It is said that the only constant in life is change. Throughout my career, health care policy changes have often been seen as harbingers of more difficult times for physicians in American medicine. Many of these changes, such as Medicare and Medicaid reform, the Health Maintenance Organization experience of the 1980s and 1990s, the consolidation of health insurance companies, and the enactment of the Affordable Care Act, had major impacts on the provision of health care. However, on balance, these changes have had positive effects, including allowing more patients access to see their physicians and to participate in preventive care programs, and for health care to start down the road of true reform. No doubt the changes required greater documentation, utilization of more restricted formularies, and ushered in the age of greater physician oversight, a pattern that continues today.
Presently, physicians in general and nephrologists in particular are under increasing pressure to conform their practice to administrative rules. Utilizing electronic medical records, constantly being subjected to measures of patient satisfaction, and most notably, entering an era where compensation is based on quality of care delivered rather than simple fee-for-service have greatly added to nephrologists’ workload and anxiety.
The present day triple aim of providing patient-centered care that satisfies the patient, while delivering high-quality care and attending to cost-saving measures is highly desirable. However, how present day care delivery systems are to adapt to fulfill any or all of these aims effectively is yet to be determined. Without fail, the nephrologists with whom I meet speak of having to do more with less, and having to spend more time and energy to get anything accomplished. They are challenged with increased documentation rules, more barriers to providing patients with their medications, more metrics addressing their practice, and ever more limited resources to support their mission in terms of support staff in the practice and at dialysis units and, most notably, in trying to coordinate care with patients’ insurance providers.

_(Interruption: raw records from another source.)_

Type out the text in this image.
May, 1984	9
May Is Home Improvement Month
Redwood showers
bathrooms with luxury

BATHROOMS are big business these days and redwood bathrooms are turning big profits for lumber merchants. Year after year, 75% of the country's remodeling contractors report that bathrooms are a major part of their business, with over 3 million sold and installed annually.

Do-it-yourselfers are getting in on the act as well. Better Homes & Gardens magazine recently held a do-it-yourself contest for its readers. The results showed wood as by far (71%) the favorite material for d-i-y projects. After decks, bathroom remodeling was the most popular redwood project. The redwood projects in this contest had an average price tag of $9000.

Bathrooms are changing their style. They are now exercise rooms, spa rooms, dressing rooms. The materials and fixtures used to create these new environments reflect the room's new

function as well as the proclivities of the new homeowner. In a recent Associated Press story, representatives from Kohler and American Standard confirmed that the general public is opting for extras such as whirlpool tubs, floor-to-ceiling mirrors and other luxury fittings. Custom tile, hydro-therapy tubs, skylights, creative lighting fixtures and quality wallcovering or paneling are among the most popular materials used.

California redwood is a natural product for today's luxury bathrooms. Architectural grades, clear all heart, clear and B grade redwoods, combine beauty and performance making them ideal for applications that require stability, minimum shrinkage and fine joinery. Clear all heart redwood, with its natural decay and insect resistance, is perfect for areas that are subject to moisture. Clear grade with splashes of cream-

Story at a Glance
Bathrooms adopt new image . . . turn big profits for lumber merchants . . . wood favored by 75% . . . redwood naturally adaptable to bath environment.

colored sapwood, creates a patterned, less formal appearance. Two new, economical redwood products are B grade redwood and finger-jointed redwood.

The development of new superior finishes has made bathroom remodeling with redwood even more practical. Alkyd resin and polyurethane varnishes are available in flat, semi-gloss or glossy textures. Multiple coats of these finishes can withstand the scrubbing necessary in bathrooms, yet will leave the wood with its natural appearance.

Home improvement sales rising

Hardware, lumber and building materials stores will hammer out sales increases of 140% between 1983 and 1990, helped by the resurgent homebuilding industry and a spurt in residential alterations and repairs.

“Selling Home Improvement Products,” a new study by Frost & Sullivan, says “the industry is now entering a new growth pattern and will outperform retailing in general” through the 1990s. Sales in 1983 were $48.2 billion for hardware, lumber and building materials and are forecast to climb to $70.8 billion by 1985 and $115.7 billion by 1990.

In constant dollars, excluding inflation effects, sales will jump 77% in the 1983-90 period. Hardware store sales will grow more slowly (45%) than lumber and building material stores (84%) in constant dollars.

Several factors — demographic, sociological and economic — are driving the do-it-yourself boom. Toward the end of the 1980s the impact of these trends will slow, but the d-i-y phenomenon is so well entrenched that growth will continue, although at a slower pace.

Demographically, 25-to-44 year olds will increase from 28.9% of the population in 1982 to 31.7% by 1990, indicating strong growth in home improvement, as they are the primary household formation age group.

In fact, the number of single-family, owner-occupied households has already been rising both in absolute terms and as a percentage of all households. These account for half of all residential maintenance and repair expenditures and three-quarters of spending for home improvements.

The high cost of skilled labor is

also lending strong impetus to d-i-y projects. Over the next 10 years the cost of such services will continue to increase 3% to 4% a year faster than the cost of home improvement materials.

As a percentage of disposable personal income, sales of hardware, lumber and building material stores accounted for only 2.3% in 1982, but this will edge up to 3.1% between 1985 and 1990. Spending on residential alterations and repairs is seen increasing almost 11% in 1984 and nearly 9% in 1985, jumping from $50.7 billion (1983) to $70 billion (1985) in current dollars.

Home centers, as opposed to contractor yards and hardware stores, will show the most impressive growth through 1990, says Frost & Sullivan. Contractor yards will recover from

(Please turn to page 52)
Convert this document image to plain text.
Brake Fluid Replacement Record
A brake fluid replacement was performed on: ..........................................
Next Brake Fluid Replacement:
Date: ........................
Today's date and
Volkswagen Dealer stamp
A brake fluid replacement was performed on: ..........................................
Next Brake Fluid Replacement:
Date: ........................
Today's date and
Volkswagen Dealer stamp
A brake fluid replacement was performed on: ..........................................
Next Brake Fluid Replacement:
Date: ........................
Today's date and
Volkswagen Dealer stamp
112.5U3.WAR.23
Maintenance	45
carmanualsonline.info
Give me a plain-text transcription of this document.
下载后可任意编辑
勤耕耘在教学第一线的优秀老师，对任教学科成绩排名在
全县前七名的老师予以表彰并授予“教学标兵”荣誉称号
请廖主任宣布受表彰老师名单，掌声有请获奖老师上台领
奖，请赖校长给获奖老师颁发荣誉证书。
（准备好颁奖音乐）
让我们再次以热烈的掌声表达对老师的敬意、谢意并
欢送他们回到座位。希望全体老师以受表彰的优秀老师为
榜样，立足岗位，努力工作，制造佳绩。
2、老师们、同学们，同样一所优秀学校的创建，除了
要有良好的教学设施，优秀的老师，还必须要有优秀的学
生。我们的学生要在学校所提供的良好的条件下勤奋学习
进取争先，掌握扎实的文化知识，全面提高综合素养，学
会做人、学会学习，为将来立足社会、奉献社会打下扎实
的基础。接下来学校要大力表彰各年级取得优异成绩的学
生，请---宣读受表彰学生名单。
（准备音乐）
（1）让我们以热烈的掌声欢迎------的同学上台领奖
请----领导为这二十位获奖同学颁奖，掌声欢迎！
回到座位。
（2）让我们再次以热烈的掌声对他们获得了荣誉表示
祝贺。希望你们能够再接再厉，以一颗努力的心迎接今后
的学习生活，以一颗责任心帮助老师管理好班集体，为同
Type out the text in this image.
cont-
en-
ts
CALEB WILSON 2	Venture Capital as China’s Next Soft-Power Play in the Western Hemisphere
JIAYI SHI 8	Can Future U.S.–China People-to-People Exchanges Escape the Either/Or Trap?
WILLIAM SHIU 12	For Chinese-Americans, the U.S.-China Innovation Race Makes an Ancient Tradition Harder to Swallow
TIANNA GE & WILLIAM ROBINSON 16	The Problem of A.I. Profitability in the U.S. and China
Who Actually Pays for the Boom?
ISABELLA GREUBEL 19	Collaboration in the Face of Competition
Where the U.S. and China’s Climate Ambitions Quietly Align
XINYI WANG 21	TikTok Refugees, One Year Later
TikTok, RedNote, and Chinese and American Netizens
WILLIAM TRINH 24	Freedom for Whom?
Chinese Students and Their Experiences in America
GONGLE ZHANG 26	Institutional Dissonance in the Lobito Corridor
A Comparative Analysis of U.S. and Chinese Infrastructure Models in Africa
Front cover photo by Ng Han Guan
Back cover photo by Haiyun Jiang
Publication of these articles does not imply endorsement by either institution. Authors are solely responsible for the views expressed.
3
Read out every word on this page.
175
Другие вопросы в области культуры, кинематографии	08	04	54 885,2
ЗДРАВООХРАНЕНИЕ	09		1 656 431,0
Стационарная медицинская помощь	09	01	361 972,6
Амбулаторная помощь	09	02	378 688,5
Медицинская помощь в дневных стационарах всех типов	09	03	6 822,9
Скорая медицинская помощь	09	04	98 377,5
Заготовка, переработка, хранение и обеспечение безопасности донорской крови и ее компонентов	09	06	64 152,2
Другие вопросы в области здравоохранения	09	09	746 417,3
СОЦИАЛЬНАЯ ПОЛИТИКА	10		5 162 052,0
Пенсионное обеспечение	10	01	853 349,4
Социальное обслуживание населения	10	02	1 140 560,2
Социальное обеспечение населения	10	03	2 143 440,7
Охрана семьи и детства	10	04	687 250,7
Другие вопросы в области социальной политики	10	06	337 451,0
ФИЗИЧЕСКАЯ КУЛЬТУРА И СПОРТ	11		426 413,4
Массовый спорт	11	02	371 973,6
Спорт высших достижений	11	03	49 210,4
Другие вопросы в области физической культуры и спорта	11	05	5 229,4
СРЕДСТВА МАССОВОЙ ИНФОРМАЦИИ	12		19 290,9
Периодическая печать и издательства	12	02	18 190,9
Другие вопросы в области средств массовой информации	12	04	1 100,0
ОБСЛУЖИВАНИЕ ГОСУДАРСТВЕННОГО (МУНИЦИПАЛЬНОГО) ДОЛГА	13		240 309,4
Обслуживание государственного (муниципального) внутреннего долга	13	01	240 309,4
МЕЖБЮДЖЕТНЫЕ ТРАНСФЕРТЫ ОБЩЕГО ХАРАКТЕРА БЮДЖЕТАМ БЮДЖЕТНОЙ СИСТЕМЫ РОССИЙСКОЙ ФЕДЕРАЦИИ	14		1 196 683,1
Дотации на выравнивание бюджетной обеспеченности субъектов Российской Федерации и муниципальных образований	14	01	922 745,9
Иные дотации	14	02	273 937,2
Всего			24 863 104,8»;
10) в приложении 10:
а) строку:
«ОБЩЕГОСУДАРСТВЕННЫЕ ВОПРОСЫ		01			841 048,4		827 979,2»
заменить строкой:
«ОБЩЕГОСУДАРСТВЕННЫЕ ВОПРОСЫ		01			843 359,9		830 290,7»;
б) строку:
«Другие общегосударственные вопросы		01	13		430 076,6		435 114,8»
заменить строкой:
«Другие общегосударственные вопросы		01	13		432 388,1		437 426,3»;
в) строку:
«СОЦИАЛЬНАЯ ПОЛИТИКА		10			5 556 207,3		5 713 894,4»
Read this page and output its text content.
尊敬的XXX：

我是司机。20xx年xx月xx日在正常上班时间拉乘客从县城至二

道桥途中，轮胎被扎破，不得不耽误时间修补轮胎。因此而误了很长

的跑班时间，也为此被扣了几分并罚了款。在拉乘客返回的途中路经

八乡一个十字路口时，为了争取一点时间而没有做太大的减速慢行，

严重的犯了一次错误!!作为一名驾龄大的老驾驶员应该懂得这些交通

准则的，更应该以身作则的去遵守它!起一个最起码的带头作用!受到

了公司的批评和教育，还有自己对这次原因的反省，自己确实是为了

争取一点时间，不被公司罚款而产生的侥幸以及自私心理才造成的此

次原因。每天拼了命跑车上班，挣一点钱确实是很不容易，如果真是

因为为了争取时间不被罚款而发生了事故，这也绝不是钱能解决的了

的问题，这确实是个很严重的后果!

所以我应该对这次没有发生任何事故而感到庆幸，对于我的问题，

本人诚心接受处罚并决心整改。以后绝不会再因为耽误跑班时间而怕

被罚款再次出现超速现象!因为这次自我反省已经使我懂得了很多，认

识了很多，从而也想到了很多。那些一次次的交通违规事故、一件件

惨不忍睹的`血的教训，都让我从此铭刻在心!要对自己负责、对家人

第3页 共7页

How do we, as nephrologists, ensure that our patients can continue to receive high quality care, that further increases in required reporting accomplish the goal of adding to and not detracting from patient care, and that we can find satisfaction in our chosen profession? Clearly, there are no simple answers. However, we must start by firmly advocating for our patients and our profession. Through the American Society of Nephrology and other professional organizations, there are opportunities to work as a community, together with our colleagues and our patients, and to try to have important conversations about the future. As providers of care, we are best suited to assess the present environment and see what works and what does not and cannot work in achieving not only the triple aim, but a quadruple aim that also accounts for physician satisfaction, so essential in assuring that devoted practitioners continue to provide care in the most productive, effective manner.
As the alphabet soup of EMRs, MACRA, ESCOs, and ACOs become more a fabric of our professional life dominating CKD, ESRD, AKI, RPGN, and our other more familiar acronyms, we must work together and be the leaders for designing and managing our practices (let alone research and teaching opportunities), utilizing all of our expertise and directly shaping the future.
We must get started. It will definitely be challenging, but there is much to be gained with activism and participation, or much to be lost if we fail to be involved.